How unfathomable does that mid-season jettisoning look now? Trepidation was creeping into many a fan’s psyche that Van Gaal was not overly convinced by Herrera’s qualities as he continually warmed the bench. Thank goodness the manager restored him to the side- his ice veined partnership with Michael Carrick was the catalyst for an upturn in form and played a huge part in United reaching the Champions League. With the likelihood that United will target another top class midfielder, it is nothing short of exciting to see Herrera in action next season and build on the progress he has made this campaign.

Radamel Falcao and Robin Van Persie looked pale imitations of their former glories and their futures at United appear remote to say the least. That is a nigh-on inevitability with the former, who left the stage in a whimper, and the Dutchman cannot be bulletproof from a potential exit. That would represent a recuperation of nearly half a million pounds a wage in wages for players who are unavoidably on the decline. Van Gaal will surely be targeting a renowned striker to spearhead a title push next season.

Only one game remains now until all the transfer fun and games begin. We will be playing a lead role in the relegation dogfight as we head for Hull at the weekend, which is somewhat unfortunate. With Champions League football assured, it would have been nice to blood some of the youngsters who would benefit from the experience of first-team football. The likes of Wilson, Januzaj, Pereira, McNair and Blackett will all likely have to play peripheral roles, if any, out of respect to Sunderland and Newcastle and uphold the integrity of the league.

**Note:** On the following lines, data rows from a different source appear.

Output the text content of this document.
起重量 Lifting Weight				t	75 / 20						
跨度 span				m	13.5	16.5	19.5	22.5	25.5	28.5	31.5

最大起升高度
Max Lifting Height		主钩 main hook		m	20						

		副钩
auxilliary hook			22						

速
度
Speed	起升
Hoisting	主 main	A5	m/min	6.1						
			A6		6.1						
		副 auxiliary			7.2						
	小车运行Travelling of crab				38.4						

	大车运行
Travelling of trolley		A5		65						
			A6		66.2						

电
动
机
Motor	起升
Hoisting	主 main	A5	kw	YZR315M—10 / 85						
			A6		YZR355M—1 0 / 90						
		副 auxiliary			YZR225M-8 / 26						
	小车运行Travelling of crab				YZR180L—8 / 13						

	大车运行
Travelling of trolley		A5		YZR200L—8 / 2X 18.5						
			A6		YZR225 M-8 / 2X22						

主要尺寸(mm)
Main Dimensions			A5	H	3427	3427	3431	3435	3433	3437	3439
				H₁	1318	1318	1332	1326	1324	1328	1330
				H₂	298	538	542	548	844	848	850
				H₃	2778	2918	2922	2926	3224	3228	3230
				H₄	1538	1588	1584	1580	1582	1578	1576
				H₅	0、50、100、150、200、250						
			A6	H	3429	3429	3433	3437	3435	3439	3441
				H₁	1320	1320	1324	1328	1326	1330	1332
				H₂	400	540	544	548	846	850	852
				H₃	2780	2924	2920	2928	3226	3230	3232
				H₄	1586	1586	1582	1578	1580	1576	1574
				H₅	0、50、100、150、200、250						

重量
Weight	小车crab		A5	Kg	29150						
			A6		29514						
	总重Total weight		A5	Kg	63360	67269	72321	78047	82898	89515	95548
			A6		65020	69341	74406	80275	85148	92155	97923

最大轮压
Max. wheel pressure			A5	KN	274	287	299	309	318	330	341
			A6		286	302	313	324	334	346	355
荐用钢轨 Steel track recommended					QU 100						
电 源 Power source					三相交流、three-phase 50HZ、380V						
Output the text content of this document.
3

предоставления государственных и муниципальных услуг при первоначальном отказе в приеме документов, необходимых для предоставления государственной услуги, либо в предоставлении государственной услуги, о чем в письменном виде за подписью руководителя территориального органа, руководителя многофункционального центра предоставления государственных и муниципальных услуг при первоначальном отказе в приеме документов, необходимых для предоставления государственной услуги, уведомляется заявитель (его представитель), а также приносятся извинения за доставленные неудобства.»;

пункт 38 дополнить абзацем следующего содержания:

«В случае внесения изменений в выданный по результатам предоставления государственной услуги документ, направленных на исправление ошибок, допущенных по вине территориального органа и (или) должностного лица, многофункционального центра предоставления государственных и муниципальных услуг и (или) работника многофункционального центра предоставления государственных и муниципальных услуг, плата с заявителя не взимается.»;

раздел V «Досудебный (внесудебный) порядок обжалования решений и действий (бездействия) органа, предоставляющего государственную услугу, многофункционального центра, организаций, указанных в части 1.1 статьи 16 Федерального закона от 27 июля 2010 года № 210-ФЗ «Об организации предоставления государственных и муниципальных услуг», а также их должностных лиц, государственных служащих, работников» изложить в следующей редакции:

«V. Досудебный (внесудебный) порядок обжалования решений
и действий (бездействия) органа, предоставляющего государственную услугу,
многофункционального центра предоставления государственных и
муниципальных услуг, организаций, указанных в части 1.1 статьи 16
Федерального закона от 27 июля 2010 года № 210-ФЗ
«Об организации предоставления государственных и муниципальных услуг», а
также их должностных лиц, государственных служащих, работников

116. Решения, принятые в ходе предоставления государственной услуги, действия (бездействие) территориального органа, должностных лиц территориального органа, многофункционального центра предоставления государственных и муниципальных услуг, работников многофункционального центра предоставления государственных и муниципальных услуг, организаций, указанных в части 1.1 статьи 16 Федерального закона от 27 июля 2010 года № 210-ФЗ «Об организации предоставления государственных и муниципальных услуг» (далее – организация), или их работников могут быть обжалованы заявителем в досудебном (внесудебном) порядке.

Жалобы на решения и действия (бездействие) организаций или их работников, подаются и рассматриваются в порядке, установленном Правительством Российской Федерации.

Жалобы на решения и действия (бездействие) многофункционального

You could easily argue, what respect do Sunderland deserve after the Poznan-ing in 2012, but it is important to remain professional and end our season on a high. It is always vital to end the season in style to go on holiday with a spring in our step and breed confidence for the upcoming campaign.

Overall, as Louis Van Gaal relaxes in his Vale do Lobo residence, he will look back on 2015 as a matter of job done- the platform for bigger and greater things.